A similar issue can occur when you have a menu item of the type Articles Blog. If you then enter a meta description in the Metadata tab of the menu item, all articles within the Blog will have the same meta description, at least when the actual articles do not have a separate meta description. So, if these articles do not have a meta description, it is probably best to leave the meta description for the main menu item empty as well.
Meta-description for every page
You should make sure that every page has a unique description. Unique is really the keyword here! Then every page can build its own ranking for its own specific keyword or keyword combination. If you have a really large site, this may be a lot of work. In cases like that, you may have to prioritize: start with the homepage and the main menu items and work down as far as you have time.
You can set your descriptions either per article, category or on the menu level. If you have a simple site with only a few articles, where every article is linked to a menu item, it does not really matter which one you choose. On larger sites, or sites using blog views, not every page is connected to a menu item. Probably the best way to go then is to set it in every article, for category views per category, and for the remaining ones on the menu level.
The most used method is the Article Manager. In every article, you will find the Meta Description field under the Publishing tab. Similarly, in the Menu Manager you will find it under the Metadata Options:
Note that if both are entered, the menu-item description will be used, overriding the one you set on the article level.
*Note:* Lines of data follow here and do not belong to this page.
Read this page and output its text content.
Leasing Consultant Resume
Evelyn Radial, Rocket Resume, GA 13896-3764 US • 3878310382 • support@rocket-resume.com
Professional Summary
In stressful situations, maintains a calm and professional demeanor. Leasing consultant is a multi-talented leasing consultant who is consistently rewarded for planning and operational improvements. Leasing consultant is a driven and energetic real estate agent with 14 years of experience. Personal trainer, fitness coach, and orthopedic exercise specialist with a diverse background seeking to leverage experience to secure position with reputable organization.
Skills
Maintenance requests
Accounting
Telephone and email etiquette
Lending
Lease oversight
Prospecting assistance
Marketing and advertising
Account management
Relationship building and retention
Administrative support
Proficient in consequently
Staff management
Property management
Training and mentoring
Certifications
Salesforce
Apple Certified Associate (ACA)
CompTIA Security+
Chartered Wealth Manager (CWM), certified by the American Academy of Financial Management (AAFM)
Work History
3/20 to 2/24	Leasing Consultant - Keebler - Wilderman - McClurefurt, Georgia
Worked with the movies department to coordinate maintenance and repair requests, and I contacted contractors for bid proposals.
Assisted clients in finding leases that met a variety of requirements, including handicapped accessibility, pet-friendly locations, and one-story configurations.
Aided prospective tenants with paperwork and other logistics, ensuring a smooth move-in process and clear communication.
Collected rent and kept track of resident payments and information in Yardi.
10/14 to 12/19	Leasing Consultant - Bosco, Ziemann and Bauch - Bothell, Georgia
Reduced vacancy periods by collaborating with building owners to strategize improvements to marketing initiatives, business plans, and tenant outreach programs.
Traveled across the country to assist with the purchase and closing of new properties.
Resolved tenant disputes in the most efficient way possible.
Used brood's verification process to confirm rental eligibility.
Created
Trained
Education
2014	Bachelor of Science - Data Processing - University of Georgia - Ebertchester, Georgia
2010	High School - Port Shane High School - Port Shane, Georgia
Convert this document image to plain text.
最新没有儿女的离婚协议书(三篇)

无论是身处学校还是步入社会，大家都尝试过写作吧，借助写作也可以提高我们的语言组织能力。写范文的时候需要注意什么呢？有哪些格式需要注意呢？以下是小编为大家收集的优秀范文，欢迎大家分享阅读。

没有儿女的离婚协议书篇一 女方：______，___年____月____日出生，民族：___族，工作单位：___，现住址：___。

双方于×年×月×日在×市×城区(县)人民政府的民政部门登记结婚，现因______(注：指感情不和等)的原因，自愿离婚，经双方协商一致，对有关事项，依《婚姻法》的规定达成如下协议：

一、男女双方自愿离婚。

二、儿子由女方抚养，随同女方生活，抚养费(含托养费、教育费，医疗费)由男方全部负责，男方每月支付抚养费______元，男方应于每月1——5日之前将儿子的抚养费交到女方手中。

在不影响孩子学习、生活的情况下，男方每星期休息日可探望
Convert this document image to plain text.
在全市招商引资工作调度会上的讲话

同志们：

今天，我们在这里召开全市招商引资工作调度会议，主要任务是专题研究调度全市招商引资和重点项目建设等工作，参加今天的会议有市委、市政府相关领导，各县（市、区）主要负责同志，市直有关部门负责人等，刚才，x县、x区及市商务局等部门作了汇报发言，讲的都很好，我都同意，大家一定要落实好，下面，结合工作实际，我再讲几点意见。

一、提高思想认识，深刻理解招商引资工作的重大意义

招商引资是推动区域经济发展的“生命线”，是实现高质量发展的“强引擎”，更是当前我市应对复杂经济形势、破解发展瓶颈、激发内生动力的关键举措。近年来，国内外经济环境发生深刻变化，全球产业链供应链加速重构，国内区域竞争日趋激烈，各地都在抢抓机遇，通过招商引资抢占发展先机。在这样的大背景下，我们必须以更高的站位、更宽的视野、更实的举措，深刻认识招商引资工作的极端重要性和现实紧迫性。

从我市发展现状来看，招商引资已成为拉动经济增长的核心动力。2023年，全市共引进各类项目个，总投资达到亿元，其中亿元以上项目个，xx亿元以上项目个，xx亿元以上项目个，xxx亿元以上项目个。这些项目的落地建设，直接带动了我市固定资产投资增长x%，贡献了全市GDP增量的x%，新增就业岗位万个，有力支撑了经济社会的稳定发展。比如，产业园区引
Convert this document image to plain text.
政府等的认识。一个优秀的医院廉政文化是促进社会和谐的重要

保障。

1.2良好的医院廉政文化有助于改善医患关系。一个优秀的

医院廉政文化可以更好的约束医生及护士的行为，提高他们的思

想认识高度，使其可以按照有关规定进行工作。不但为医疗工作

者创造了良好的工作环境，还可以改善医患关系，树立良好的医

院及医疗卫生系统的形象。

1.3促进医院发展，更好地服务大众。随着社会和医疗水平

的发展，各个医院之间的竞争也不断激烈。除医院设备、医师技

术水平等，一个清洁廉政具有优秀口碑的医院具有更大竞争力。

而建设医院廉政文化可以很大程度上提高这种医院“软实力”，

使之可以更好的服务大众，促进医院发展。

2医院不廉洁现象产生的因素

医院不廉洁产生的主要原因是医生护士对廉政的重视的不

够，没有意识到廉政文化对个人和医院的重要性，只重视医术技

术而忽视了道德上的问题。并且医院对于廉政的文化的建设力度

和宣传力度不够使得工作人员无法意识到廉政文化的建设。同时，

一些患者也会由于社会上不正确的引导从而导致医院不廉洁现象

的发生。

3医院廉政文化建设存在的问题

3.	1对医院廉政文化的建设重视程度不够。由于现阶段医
There are many extensions to assist you with your meta descriptions. In the article about Page Titles (at the bottom), I list a few, and these are the same as the ones to be used for meta descriptions.
Pro-tip: It is always wise to perform an SEO audit that also scans whether your meta descriptions are indeed set up correctly. I can highly recommend Website Auditor by SEO Powersuite (desktop, free to use if you do not need to save projects), which is great for full-site audits.
For individual pages, I often use the Chrome extension SEO Minion, which is a great help to analyze many aspects of the page you are on without having to deconstruct the HTML source code. It can detect dead links, but it also shows you the page title and the meta description at a glance:
As you see, it here warns me that my meta description is a bit too long.